Cut-to-the-Chase Point No. 1: The workouts in this issue are not designed with earn-and-burn in mind. None of our workouts ever is or ever will be.
Cut-to-the-Chase Point No. 2: I don’t do that disordered earn-and-burn math anymore, though I still struggle with the voice that says I should.
It was a hard truth for me to swallow, but it’s true nonetheless: Exercise does not exist to negate what we put in our mouths.
Companies have made billions of dollars by proliferating two problematic beliefs. One, that exercise is valuable only insofar as it can “undo” eating and reshape the body. And two, that larger bodies are unhealthy bodies. The combined result is a loss of joy and purpose around eating and moving, as well as a stigma against living life as a “fat” person.
It has taken a conscious effort to face my own fat phobia and ableism, and to call myself out for finding motivation in fear and shame. A large part of that work has involved separating eating and moving as distinct aspects of my life.
Just as important, I began to surround myself — in person and online — with voices that helped me expand my understanding of not only health, fitness, and beauty but also what it means to act with humanity toward ourselves and others.

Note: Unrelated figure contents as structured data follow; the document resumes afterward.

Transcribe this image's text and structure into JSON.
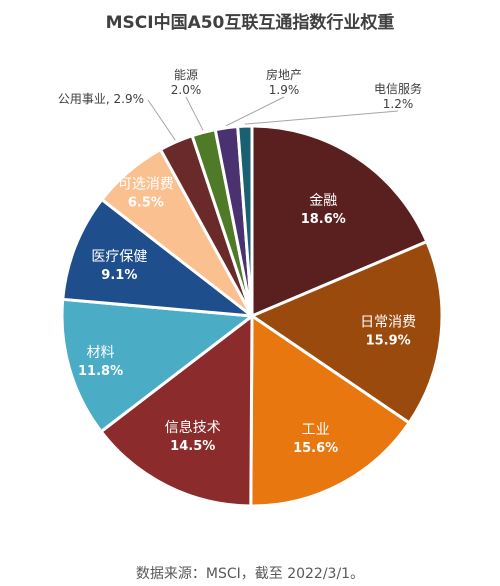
{
  "chart_data": {
    "type": "pie",
    "title": "MSCI中国A50互联互通指数行业权重",
    "slices": [
      {
        "name": "金融",
        "value": 18.6,
        "label": "18.6%",
        "color": "#5a2020"
      },
      {
        "name": "日常消费",
        "value": 15.9,
        "label": "15.9%",
        "color": "#9a4a0c"
      },
      {
        "name": "工业",
        "value": 15.6,
        "label": "15.6%",
        "color": "#e87710"
      },
      {
        "name": "信息技术",
        "value": 14.5,
        "label": "14.5%",
        "color": "#8b2b2b"
      },
      {
        "name": "材料",
        "value": 11.8,
        "label": "11.8%",
        "color": "#4bacc6"
      },
      {
        "name": "医疗保健",
        "value": 9.1,
        "label": "9.1%",
        "color": "#1f4e8c"
      },
      {
        "name": "可选消费",
        "value": 6.5,
        "label": "6.5%",
        "color": "#fac090"
      },
      {
        "name": "公用事业",
        "value": 2.9,
        "label": "2.9%",
        "color": "#6b2a2a"
      },
      {
        "name": "能源",
        "value": 2.0,
        "label": "2.0%",
        "color": "#4f7a28"
      },
      {
        "name": "房地产",
        "value": 1.9,
        "label": "1.9%",
        "color": "#4a3270"
      },
      {
        "name": "电信服务",
        "value": 1.2,
        "label": "1.2%",
        "color": "#1b5f73"
      }
    ],
    "legend": "none"
  },
  "footer": {
    "source": "数据来源：MSCI，截至 2022/3/1。"
  }
}
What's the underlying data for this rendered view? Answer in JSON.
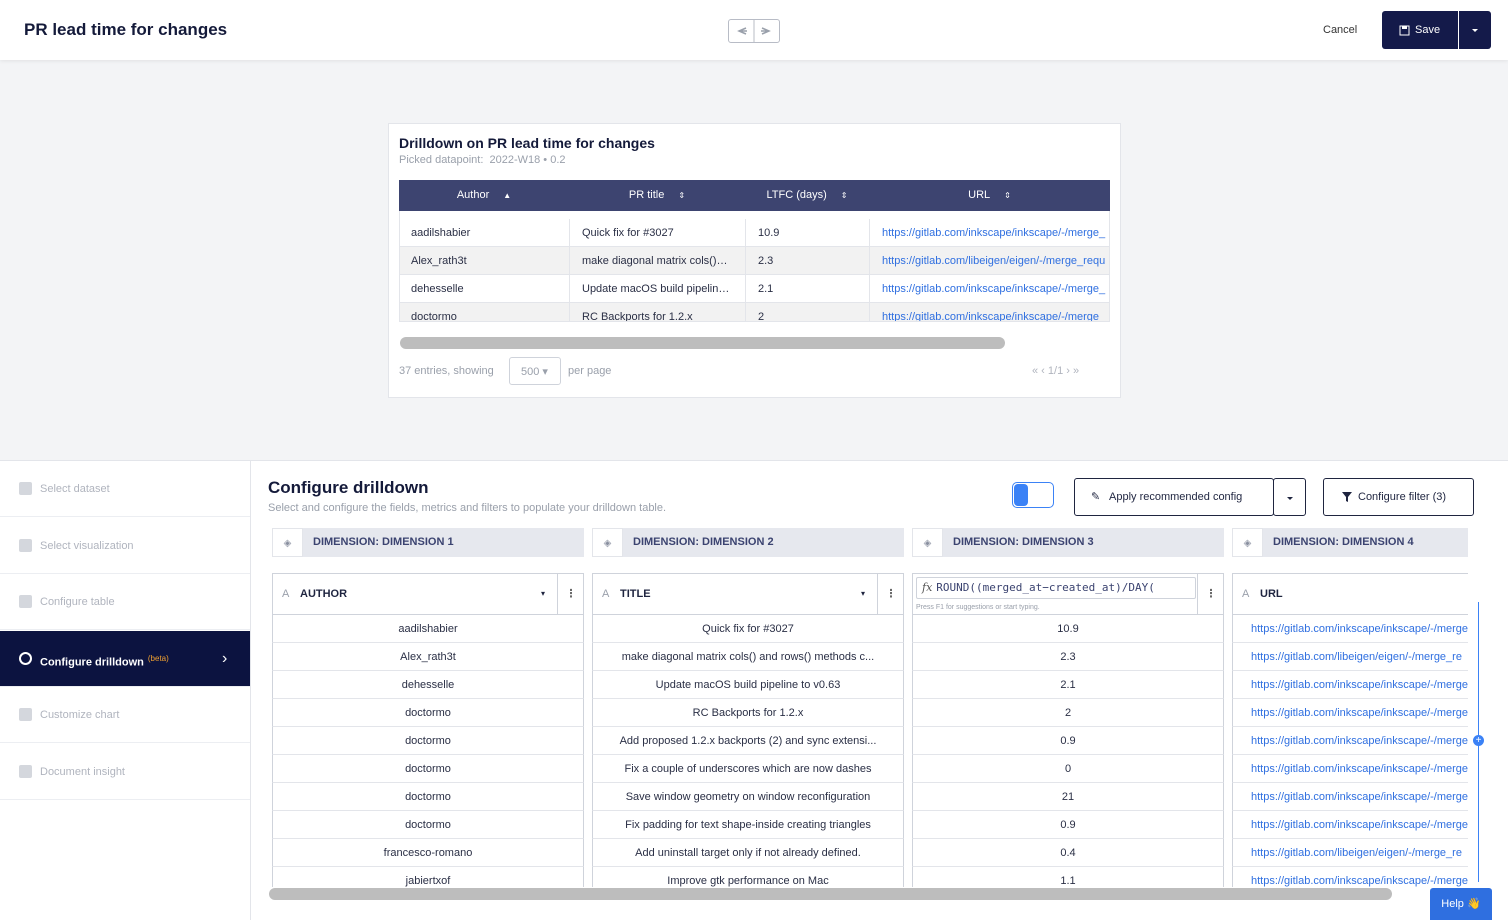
{
  "header": {
    "title": "PR lead time for changes",
    "cancel": "Cancel",
    "save": "Save"
  },
  "preview": {
    "title": "Drilldown on PR lead time for changes",
    "subtitle": "Picked datapoint:  2022-W18 • 0.2",
    "columns": [
      "Author",
      "PR title",
      "LTFC (days)",
      "URL"
    ],
    "rows": [
      [
        "aadilshabier",
        "Quick fix for #3027",
        "10.9",
        "https://gitlab.com/inkscape/inkscape/-/merge_"
      ],
      [
        "Alex_rath3t",
        "make diagonal matrix cols()…",
        "2.3",
        "https://gitlab.com/libeigen/eigen/-/merge_requ"
      ],
      [
        "dehesselle",
        "Update macOS build pipelin…",
        "2.1",
        "https://gitlab.com/inkscape/inkscape/-/merge_"
      ],
      [
        "doctormo",
        "RC Backports for 1.2.x",
        "2",
        "https://gitlab.com/inkscape/inkscape/-/merge"
      ]
    ],
    "entries": "37 entries, showing",
    "page_size": "500",
    "per_page": "per page",
    "pagination": "1/1"
  },
  "sidebar": {
    "steps": [
      "Select dataset",
      "Select visualization",
      "Configure table",
      "Configure drilldown",
      "Customize chart",
      "Document insight"
    ],
    "active_badge": "(beta)"
  },
  "config": {
    "title": "Configure drilldown",
    "subtitle": "Select and configure the fields, metrics and filters to populate your drilldown table.",
    "apply_button": "Apply recommended config",
    "filter_button": "Configure filter (3)",
    "dimensions": [
      "DIMENSION: DIMENSION 1",
      "DIMENSION: DIMENSION 2",
      "DIMENSION: DIMENSION 3",
      "DIMENSION: DIMENSION 4"
    ],
    "fields": [
      "AUTHOR",
      "TITLE",
      "ROUND((merged_at−created_at)/DAY(",
      "URL"
    ],
    "formula_icon": "fx",
    "formula_hint": "Press F1 for suggestions or start typing.",
    "rows": [
      [
        "aadilshabier",
        "Quick fix for #3027",
        "10.9",
        "https://gitlab.com/inkscape/inkscape/-/merge"
      ],
      [
        "Alex_rath3t",
        "make diagonal matrix cols() and rows() methods c...",
        "2.3",
        "https://gitlab.com/libeigen/eigen/-/merge_re"
      ],
      [
        "dehesselle",
        "Update macOS build pipeline to v0.63",
        "2.1",
        "https://gitlab.com/inkscape/inkscape/-/merge"
      ],
      [
        "doctormo",
        "RC Backports for 1.2.x",
        "2",
        "https://gitlab.com/inkscape/inkscape/-/merge"
      ],
      [
        "doctormo",
        "Add proposed 1.2.x backports (2) and sync extensi...",
        "0.9",
        "https://gitlab.com/inkscape/inkscape/-/merge"
      ],
      [
        "doctormo",
        "Fix a couple of underscores which are now dashes",
        "0",
        "https://gitlab.com/inkscape/inkscape/-/merge"
      ],
      [
        "doctormo",
        "Save window geometry on window reconfiguration",
        "21",
        "https://gitlab.com/inkscape/inkscape/-/merge"
      ],
      [
        "doctormo",
        "Fix padding for text shape-inside creating triangles",
        "0.9",
        "https://gitlab.com/inkscape/inkscape/-/merge"
      ],
      [
        "francesco-romano",
        "Add uninstall target only if not already defined.",
        "0.4",
        "https://gitlab.com/libeigen/eigen/-/merge_re"
      ],
      [
        "jabiertxof",
        "Improve gtk performance on Mac",
        "1.1",
        "https://gitlab.com/inkscape/inkscape/-/merge"
      ]
    ]
  },
  "help": "Help 👋"
}
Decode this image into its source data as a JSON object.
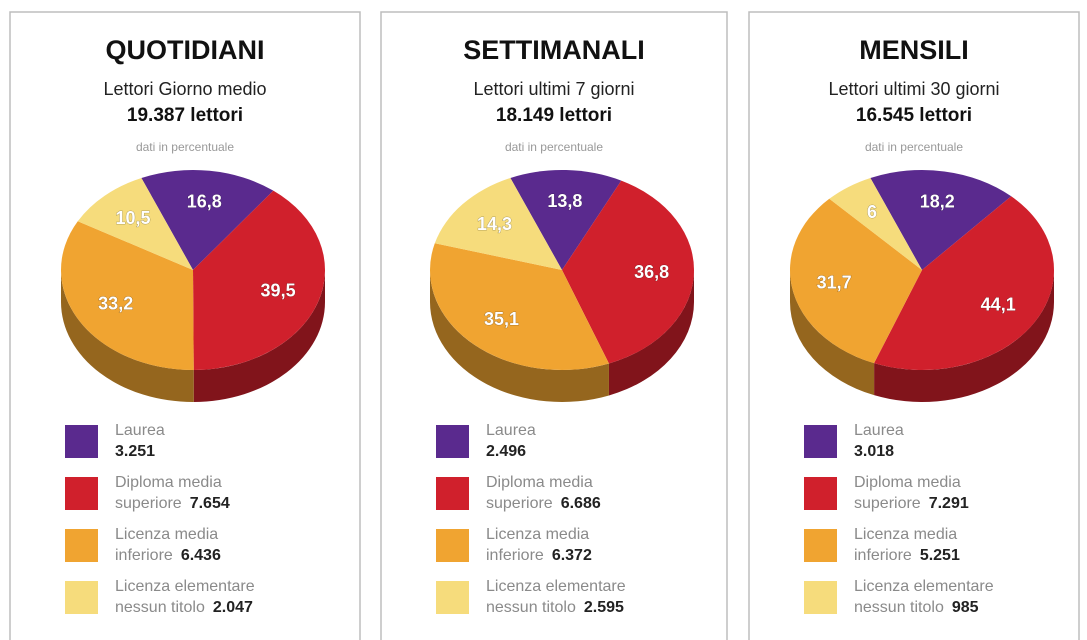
{
  "chart_data": [
    {
      "type": "pie",
      "title": "QUOTIDIANI",
      "subtitle": "Lettori Giorno medio",
      "total": "19.387 lettori",
      "note": "dati in percentuale",
      "categories": [
        [
          "Laurea"
        ],
        [
          "Diploma media",
          "superiore"
        ],
        [
          "Licenza media",
          "inferiore"
        ],
        [
          "Licenza elementare",
          "nessun titolo"
        ]
      ],
      "counts": [
        "3.251",
        "7.654",
        "6.436",
        "2.047"
      ],
      "values": [
        16.8,
        39.5,
        33.2,
        10.5
      ],
      "value_labels": [
        "16,8",
        "39,5",
        "33,2",
        "10,5"
      ],
      "colors": [
        "#5a2a8e",
        "#d0202c",
        "#f0a431",
        "#f6dc7c"
      ]
    },
    {
      "type": "pie",
      "title": "SETTIMANALI",
      "subtitle": "Lettori ultimi 7 giorni",
      "total": "18.149 lettori",
      "note": "dati in percentuale",
      "categories": [
        [
          "Laurea"
        ],
        [
          "Diploma media",
          "superiore"
        ],
        [
          "Licenza media",
          "inferiore"
        ],
        [
          "Licenza elementare",
          "nessun titolo"
        ]
      ],
      "counts": [
        "2.496",
        "6.686",
        "6.372",
        "2.595"
      ],
      "values": [
        13.8,
        36.8,
        35.1,
        14.3
      ],
      "value_labels": [
        "13,8",
        "36,8",
        "35,1",
        "14,3"
      ],
      "colors": [
        "#5a2a8e",
        "#d0202c",
        "#f0a431",
        "#f6dc7c"
      ]
    },
    {
      "type": "pie",
      "title": "MENSILI",
      "subtitle": "Lettori ultimi 30 giorni",
      "total": "16.545 lettori",
      "note": "dati in percentuale",
      "categories": [
        [
          "Laurea"
        ],
        [
          "Diploma media",
          "superiore"
        ],
        [
          "Licenza media",
          "inferiore"
        ],
        [
          "Licenza elementare",
          "nessun titolo"
        ]
      ],
      "counts": [
        "3.018",
        "7.291",
        "5.251",
        "985"
      ],
      "values": [
        18.2,
        44.1,
        31.7,
        6
      ],
      "value_labels": [
        "18,2",
        "44,1",
        "31,7",
        "6"
      ],
      "colors": [
        "#5a2a8e",
        "#d0202c",
        "#f0a431",
        "#f6dc7c"
      ]
    }
  ]
}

I am still learning, making mistakes, and reexamining my beliefs around food, exercise, weight, and more on a daily basis. But I feel confident about two things: I don’t need exercise to justify what I eat, nor do I need to rely on food choices to justify my existence.
I once wielded food and exercise as weapons in my quest to be healthy, to be thin, to be good. I took up those weapons against myself — and also against others in judgments I didn’t know I was making. Earn-and-burn is a violent approach that pillages body, mind, and society for a “greater good” that moralizes health, size, and ability (or, put another way, that demonizes bodies with health challenges, and fat bodies, and bodies with disabilities).
Today, I eat for many reasons and move for many reasons. For fuel, for energy, for recovery. For physical and mental health, and for cognitive function. For fun! For the simple joy of eating, and for the delight of moving.
Even, dare I say, for no good reason at all.